Diagnóstico duplo é o termo usado para descrever pacientes com transtorno mental grave e uso problemático de drogas e/ou álcool. O termo surgiu nos EUA na década de 1980 e foi adotado no Reino Unido mais recentemente. Também pode ser como pois como coexistentes e solicitou ampliados para sensação incluir qualquer comportamento aditivo.1 A natureza da relação entre as duas condições está bem estabelecida e pode estar ligada geneticamente.2

  • Uma doença psiquiátrica primária pode precipitar ou levar ao uso indevido de substâncias.3 Os pacientes podem sentir-se ansiosos, solitários, entediados, ter dificuldades para dormir ou querer 'bloquear' sintomas ou efeitos colaterais de medicamentos.

  • O uso indevido de substâncias pode agravar ou alterar o curso de uma doença psiquiátrica.

  • A intoxicação e/ou dependência de substâncias podem levar a sintomas psicológicos.

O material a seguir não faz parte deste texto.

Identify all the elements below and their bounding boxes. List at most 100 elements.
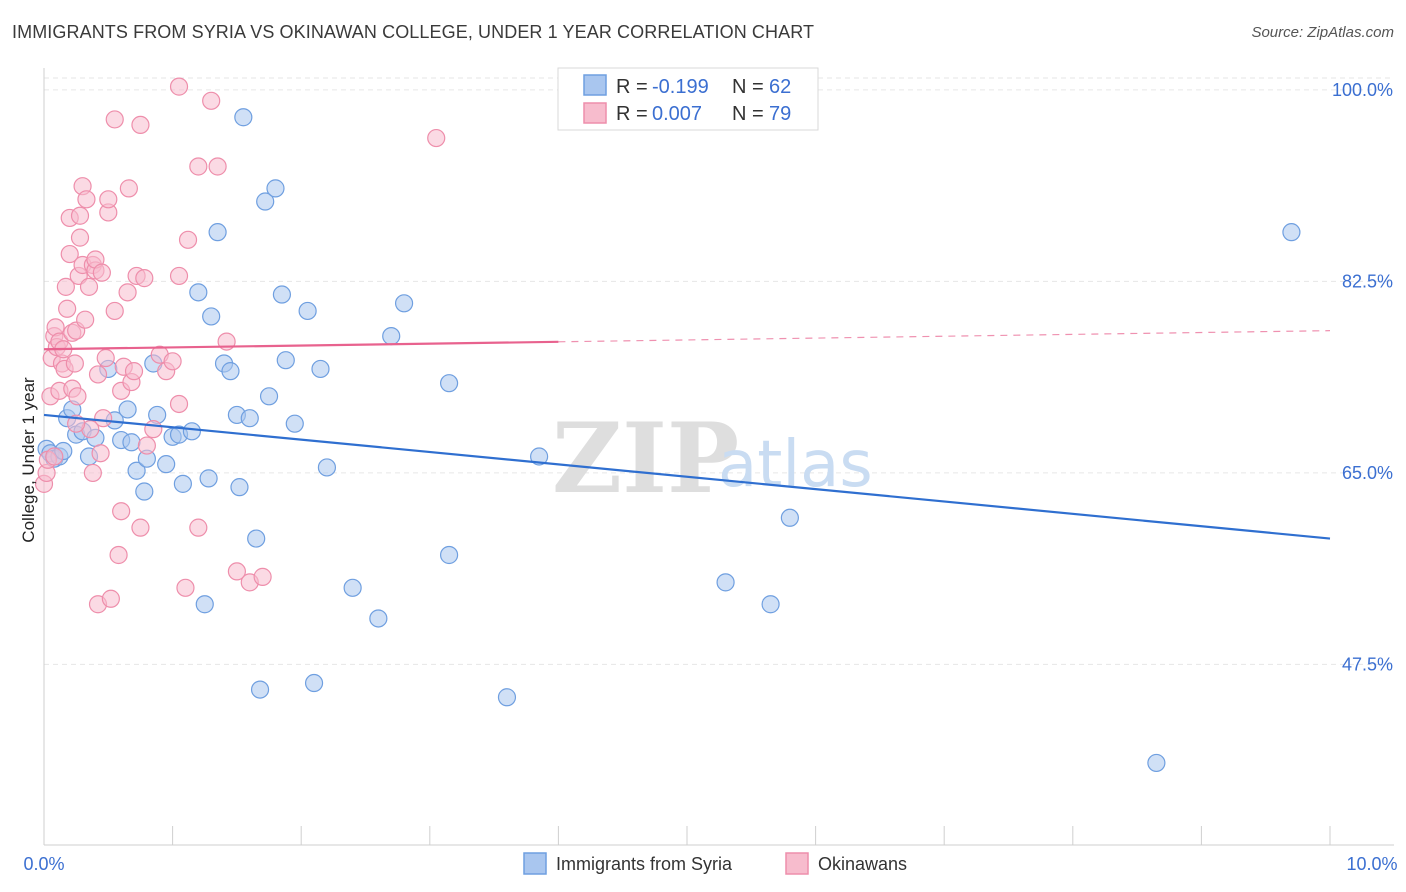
syria-point	[199, 469, 218, 488]
okinawans-point	[88, 365, 108, 384]
legend-label-okinawans[interactable]: Okinawans	[818, 854, 907, 874]
syria-point	[304, 673, 324, 693]
okinawans-point	[70, 206, 90, 225]
syria-point	[256, 192, 275, 211]
okinawans-point	[99, 190, 118, 209]
syria-point	[221, 362, 240, 381]
watermark-zip: ZIP	[552, 402, 739, 515]
legend-label-syria[interactable]: Immigrants from Syria	[556, 854, 733, 874]
okinawans-point	[60, 244, 79, 264]
okinawans-point	[137, 436, 156, 455]
okinawans-point	[178, 230, 198, 249]
okinawans-point	[176, 578, 195, 597]
syria-point	[311, 359, 330, 379]
syria-point	[780, 508, 799, 527]
syria-point	[439, 545, 459, 565]
syria-point	[530, 447, 549, 466]
stats-legend-swatch-okinawans	[583, 102, 607, 124]
okinawans-point	[208, 157, 227, 176]
syria-point	[189, 283, 208, 302]
chart-source: Source: ZipAtlas.com	[1251, 24, 1394, 41]
syria-point	[157, 455, 176, 474]
okinawans-trend-line	[43, 340, 559, 351]
legend-swatch-okinawans[interactable]	[785, 852, 809, 875]
okinawans-point	[253, 567, 272, 586]
syria-point	[240, 409, 259, 428]
syria-point	[394, 294, 414, 313]
okinawans-point	[227, 562, 246, 581]
y-tick-label: 47.5%	[1342, 654, 1393, 674]
okinawans-point	[92, 263, 111, 282]
okinawans-point	[131, 518, 150, 537]
syria-point	[369, 609, 388, 628]
syria-point	[182, 422, 201, 441]
okinawans-point	[79, 277, 99, 296]
okinawans-point	[135, 269, 154, 288]
okinawans-point	[144, 420, 163, 439]
okinawans-point	[65, 354, 84, 373]
x-tick-label-max: 10.0%	[1346, 854, 1397, 874]
stats-r-label-syria: R =	[616, 76, 648, 98]
okinawans-point	[202, 91, 221, 110]
syria-point	[173, 474, 192, 493]
okinawans-point	[189, 157, 208, 176]
syria-point	[247, 529, 266, 548]
okinawans-point	[91, 444, 110, 463]
stats-n-value-syria: 62	[769, 76, 791, 98]
okinawans-point	[45, 447, 64, 466]
okinawans-point	[70, 228, 90, 247]
okinawans-point	[112, 502, 131, 521]
syria-point	[122, 433, 141, 452]
y-axis-title: College, Under 1 year	[19, 377, 38, 543]
syria-point	[118, 400, 137, 419]
series-okinawans-points	[34, 77, 446, 614]
stats-n-label-syria: N =	[732, 76, 764, 98]
syria-point	[208, 223, 227, 242]
syria-point	[1147, 753, 1166, 773]
stats-r-value-okinawans: 0.007	[652, 103, 702, 125]
okinawans-point	[68, 387, 87, 406]
syria-point	[259, 387, 279, 406]
okinawans-point	[105, 110, 124, 129]
syria-point	[298, 301, 317, 321]
stats-r-label-okinawans: R =	[616, 103, 648, 125]
series-legend: Immigrants from Syria Okinawans	[523, 852, 907, 875]
okinawans-point	[169, 77, 189, 96]
okinawans-point	[109, 545, 128, 565]
syria-point	[439, 374, 459, 393]
x-ticks	[43, 826, 1331, 845]
y-tick-label: 82.5%	[1342, 271, 1393, 291]
stats-legend: R = -0.199 N = 62 R = 0.007 N = 79	[557, 67, 819, 131]
chart-title: IMMIGRANTS FROM SYRIA VS OKINAWAN COLLEG…	[12, 22, 815, 42]
syria-point	[285, 414, 304, 433]
okinawans-point	[163, 352, 182, 371]
syria-point	[202, 307, 221, 326]
okinawans-point	[131, 115, 150, 135]
legend-swatch-syria[interactable]	[523, 852, 547, 875]
syria-point	[272, 285, 292, 304]
y-tick-label: 100.0%	[1332, 80, 1393, 100]
syria-point	[266, 179, 285, 198]
x-tick-label-min: 0.0%	[23, 854, 64, 874]
syria-point	[127, 461, 146, 480]
okinawans-point	[96, 348, 115, 368]
okinawans-point	[189, 518, 208, 537]
syria-point	[382, 327, 401, 346]
watermark-atlas: atlas	[718, 428, 873, 502]
okinawans-point	[169, 266, 189, 286]
okinawans-point	[427, 128, 446, 148]
okinawans-point	[94, 409, 113, 428]
syria-point	[234, 108, 253, 127]
stats-n-label-okinawans: N =	[732, 103, 764, 125]
syria-point	[250, 680, 270, 699]
syria-point	[135, 482, 154, 501]
okinawans-point	[58, 299, 77, 318]
okinawans-point	[169, 394, 189, 414]
syria-point	[1282, 223, 1301, 242]
syria-point	[276, 351, 295, 370]
okinawans-point	[105, 301, 124, 321]
stats-n-value-okinawans: 79	[769, 103, 791, 125]
okinawans-point	[124, 362, 144, 381]
syria-point	[195, 595, 214, 614]
okinawans-point	[101, 589, 120, 608]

  • O uso indevido de substâncias e/ou a abstinência podem levar a sintomas ou doenças psiquiátricas. Pode atuar como um gatilho naqueles que são predispostos.4

Pessoas com diagnóstico duplo têm necessidades complexas relacionadas à saúde, fatores sociais, econômicos e emocionais ou circunstâncias que muitas vezes podem ser agravadas pelo uso de substâncias. .5 Esforços para oferecer suporte a indivíduos com diagnóstico duplo representam um grande desafio.

Em 2009, o Departamento de Saúde e o Ministério da Justiça emitiram orientações sobre o manejo de diagnósticos duais nas prisões, que permanecem em vigor em 2023.6

Os princípios do manejo do diagnóstico duplo estão estabelecidos na orientação do Instituto Nacional para Saúde e Excelência em Cuidados (NICE) de 2016 e são desenvolvidos nos manuais de cuidado de outras agências. A Turning Point (a principal organização de assistência social do Reino Unido) produziu um guia de boas práticas para profissionais que trabalham com indivíduos com problemas de uso de substâncias e saúde mental.7 Seu objetivo é ajudar os profissionais a planejar, organizar e oferecer serviços para pessoas com diagnóstico duplo. Contém estudos de caso de serviços que atendem pessoas com diagnóstico duplo em diversos ambientes e localidades, oferecendo ajuda prática para aqueles que desejam estabelecer serviços de diagnóstico duplo.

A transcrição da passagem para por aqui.